I mused that if The White Horse were like that in dear old Dylan’s time he may well still be with us today as he would have had just one drink and left. Much as I did.
Crime and safety
I was brought up on Kojak, Shaft and Midnight Cowboy. These classics portrayed New York as a tough boiling hot, freezing cold and brutally dangerous place and I have to admit this edginess was part of its appeal to my younger self. The reality of this early time was not far from the truth either. The murder rate rose sharply from the 1960’s onwards and peaked in 1990 at over 2,200 murders mainly due to the crack epidemic. Since that time however, big moves have been made and the crime rate in 2012 is back to early sixties levels. Nice one Kojak/Shaft et al.
I chatted to a doorman at a bar in The Bowery and he confirmed this saying that he would feel safe walking about in any areas at night aside from a few places in the lower east side and a couple of streets in the upper west side. A night or so later I was outside a bar just off Times Square doing not much at all. Then ‘Stop Stop’ I heard someone cry down the street. I could see nothing at all unusual even while tiptoeing and craning over the car roofs. ‘STOP STOP!’ I heard it again, a man’s voice. It was almost theatrical. At least I thought so then standing at the wrong side of what must have been four Manhattans. Was it a street performance? A sort of ‘Old New York show’? This was the theatre district after all.

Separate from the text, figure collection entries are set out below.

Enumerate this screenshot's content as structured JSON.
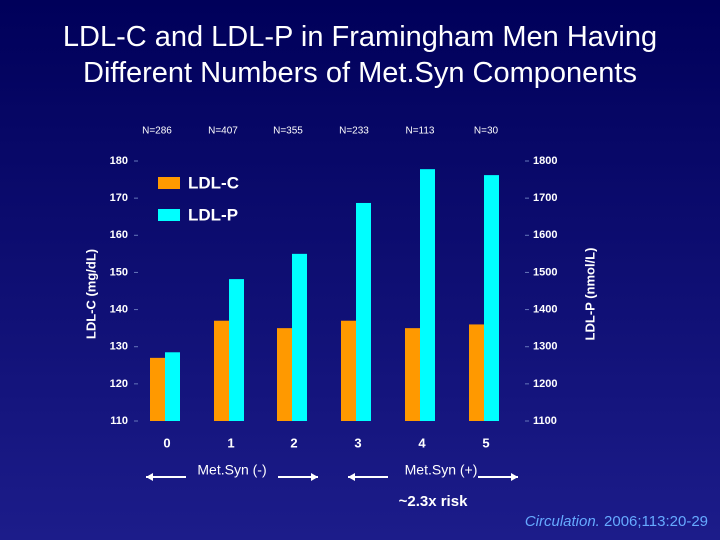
{
  "chart_data": {
    "type": "bar",
    "title": "LDL-C and LDL-P in Framingham Men Having Different Numbers of Met.Syn Components",
    "categories": [
      "0",
      "1",
      "2",
      "3",
      "4",
      "5"
    ],
    "n_labels": [
      "N=286",
      "N=407",
      "N=355",
      "N=233",
      "N=113",
      "N=30"
    ],
    "series": [
      {
        "name": "LDL-C",
        "color": "#ff9900",
        "values": [
          127,
          137,
          135,
          137,
          135,
          136
        ]
      },
      {
        "name": "LDL-P",
        "color": "#00ffff",
        "axis": "y2",
        "values": [
          1285,
          1482,
          1550,
          1687,
          1778,
          1762
        ]
      }
    ],
    "ylabel": "LDL-C (mg/dL)",
    "y2label": "LDL-P (nmol/L)",
    "ylim": [
      110,
      180
    ],
    "yticks": [
      110,
      120,
      130,
      140,
      150,
      160,
      170,
      180
    ],
    "y2lim": [
      1100,
      1800
    ],
    "y2ticks": [
      1100,
      1200,
      1300,
      1400,
      1500,
      1600,
      1700,
      1800
    ],
    "legend": "upper left",
    "annotations": [
      "Met.Syn (-)",
      "Met.Syn (+)",
      "~2.3x risk"
    ],
    "citation": {
      "journal": "Circulation.",
      "reference": "2006;113:20-29"
    }
  }
}
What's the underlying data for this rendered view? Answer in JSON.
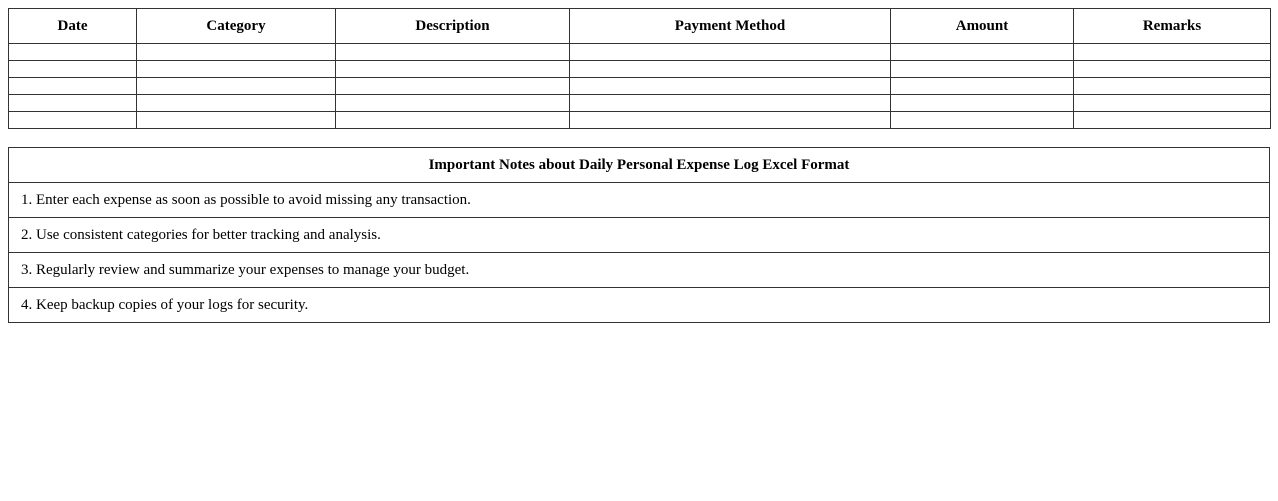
{
  "log_table": {
    "columns": [
      "Date",
      "Category",
      "Description",
      "Payment Method",
      "Amount",
      "Remarks"
    ],
    "empty_rows": 5
  },
  "notes": {
    "title": "Important Notes about Daily Personal Expense Log Excel Format",
    "items": [
      "1. Enter each expense as soon as possible to avoid missing any transaction.",
      "2. Use consistent categories for better tracking and analysis.",
      "3. Regularly review and summarize your expenses to manage your budget.",
      "4. Keep backup copies of your logs for security."
    ]
  }
}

Then in a blink three youths snapped by sprinting up the street, weaving in and out of the cars and bemused tourists, I then heard a weighty clump, clump, clump, clump. There he was, running up the street, a heavy man in his late forties, a livid pink furious face, wildly flaying his arms as he struggled to keep up with his spritely quarry. ‘Police!! Shoot those guys, they stole my phone!’ he bellowed hopefully as he lumbered past me. No way was he ever going to catch those light fingered whippets I said to myself as they disappeared into the steamy labyrinths of Hell’s Kitchen. No way at all. I last saw him heaving for breath at a street corner before gamely giving chase again. Wow it was a mugging.